Ali Martinez in the middle of the latest surge PEPE Coin Sharing the decline chart, he said that this is what is coming for HYPE Coin. Cryptocurrencies are once again in a time of alert because inflation data will be released just before the US market opens on Friday. So what awaits us tomorrow? What is Martinez’s goal for HYPE Coin?
February 13 Cryptocurrencies
Employment figures in January and February confirmed that interest rate cuts were no longer necessary. Inflation reports in January were also added to this in a supportive way. Investors are now holding their breath for the January inflation report, expecting figures of 2.5% and below. The predictions for Headline and Core Inflation are the same. An annual decrease of 0.1% and 0.2% points is predicted for both of them compared to the previous month.
As employment data has been extremely strong for two months Fed’s Expectations that interest rates will not be reduced in the next 2 meetings are extremely strong. What changes this? If inflation is very close to 2% and below expectations, the Fed may consider interest rate cuts.
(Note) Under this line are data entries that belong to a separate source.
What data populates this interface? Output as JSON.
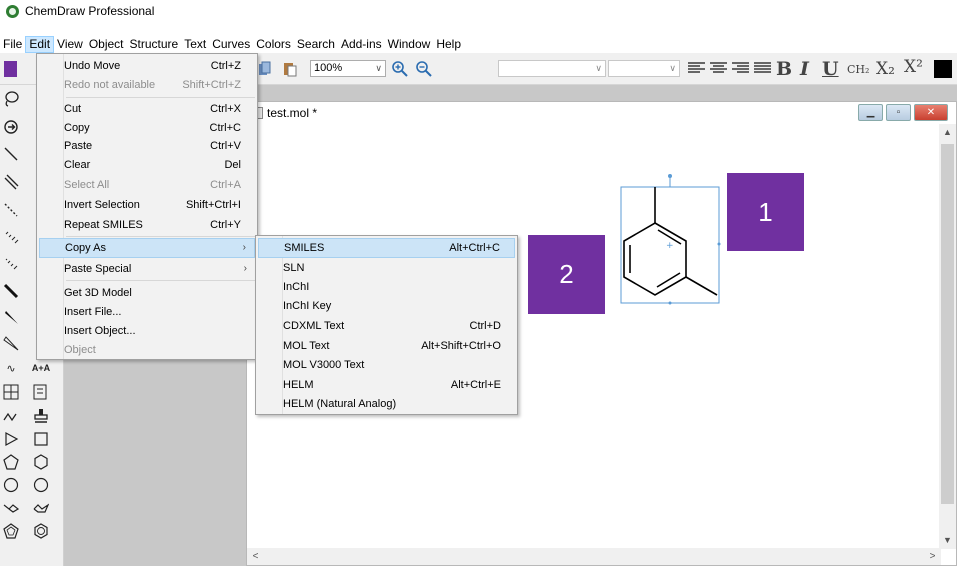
{
  "app": {
    "title": "ChemDraw Professional"
  },
  "menubar": [
    "File",
    "Edit",
    "View",
    "Object",
    "Structure",
    "Text",
    "Curves",
    "Colors",
    "Search",
    "Add-ins",
    "Window",
    "Help"
  ],
  "toolbar": {
    "zoom": "100%"
  },
  "format_buttons": {
    "bold": "B",
    "italic": "I",
    "underline": "U",
    "ch2": "CH₂",
    "subscript": "X₂",
    "superscript": "X²"
  },
  "document": {
    "title": "test.mol *"
  },
  "callouts": {
    "one": "1",
    "two": "2"
  },
  "edit_menu": {
    "items": [
      {
        "label": "Undo Move",
        "shortcut": "Ctrl+Z",
        "disabled": false
      },
      {
        "label": "Redo not available",
        "shortcut": "Shift+Ctrl+Z",
        "disabled": true
      },
      {
        "label": "Cut",
        "shortcut": "Ctrl+X",
        "disabled": false
      },
      {
        "label": "Copy",
        "shortcut": "Ctrl+C",
        "disabled": false
      },
      {
        "label": "Paste",
        "shortcut": "Ctrl+V",
        "disabled": false
      },
      {
        "label": "Clear",
        "shortcut": "Del",
        "disabled": false
      },
      {
        "label": "Select All",
        "shortcut": "Ctrl+A",
        "disabled": true
      },
      {
        "label": "Invert Selection",
        "shortcut": "Shift+Ctrl+I",
        "disabled": false
      },
      {
        "label": "Repeat SMILES",
        "shortcut": "Ctrl+Y",
        "disabled": false
      },
      {
        "label": "Copy As",
        "shortcut": "",
        "disabled": false
      },
      {
        "label": "Paste Special",
        "shortcut": "",
        "disabled": false
      },
      {
        "label": "Get 3D Model",
        "shortcut": "",
        "disabled": false
      },
      {
        "label": "Insert File...",
        "shortcut": "",
        "disabled": false
      },
      {
        "label": "Insert Object...",
        "shortcut": "",
        "disabled": false
      },
      {
        "label": "Object",
        "shortcut": "",
        "disabled": true
      }
    ]
  },
  "copy_as_menu": {
    "items": [
      {
        "label": "SMILES",
        "shortcut": "Alt+Ctrl+C"
      },
      {
        "label": "SLN",
        "shortcut": ""
      },
      {
        "label": "InChI",
        "shortcut": ""
      },
      {
        "label": "InChI Key",
        "shortcut": ""
      },
      {
        "label": "CDXML Text",
        "shortcut": "Ctrl+D"
      },
      {
        "label": "MOL Text",
        "shortcut": "Alt+Shift+Ctrl+O"
      },
      {
        "label": "MOL V3000 Text",
        "shortcut": ""
      },
      {
        "label": "HELM",
        "shortcut": "Alt+Ctrl+E"
      },
      {
        "label": "HELM (Natural Analog)",
        "shortcut": ""
      }
    ]
  },
  "colors": {
    "callout": "#7030a0",
    "menu_highlight": "#cce4f7"
  }
}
However, the reasonable scenario is that the Fed will not reduce interest rates, with the strength it gets from the confirmation of employment reports, with the arrival of a report at or close to the expectation. This is largely priced in, so no surprises expected for Friday’s data. In summary, investors need to be more cautious in the coming hours.
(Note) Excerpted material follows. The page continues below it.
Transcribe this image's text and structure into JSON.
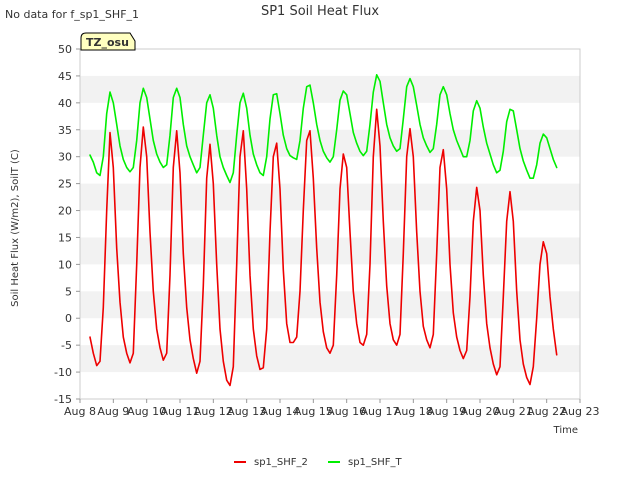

If inflation has decreased compared to last month, then we will see figures above expectations. This will clearly be against cryptocurrencies.
HYPE Coin and Cryptocurrencies
Sharing the PEPE and HYPE Coin chart comparison below, Martinez expects the price to drop rapidly. The analyst, who predicts that the decline will continue up to $ 18, pointed to the level of $ 27 and $ 24. The key support is $28, and we have already written that due to many factors, HYPE Coin could remain isolated from the overall market decline.

If commodity volumes remain strong HYPE Coin can move away from deeper bottoms. However, as Binance FUD on social media has started to cool down, it may be time for a short break from HYPE Coin’s periodic rise.

On-Chain Mind BTC It predicts that general market sentiment will remain bad for a while due to the price experiencing the most extreme statistical decline in its history.
“In the last crash, BTC experienced the most extreme statistical decline in its history, with a -3σ downward bias (around $60,000). An even sharper decline below this level would be historically unprecedented.
I expect nothing but negative fluctuations for a while. “Eventual bottoms are formed not by vertical collapses, but by boring, choppy squeezes.”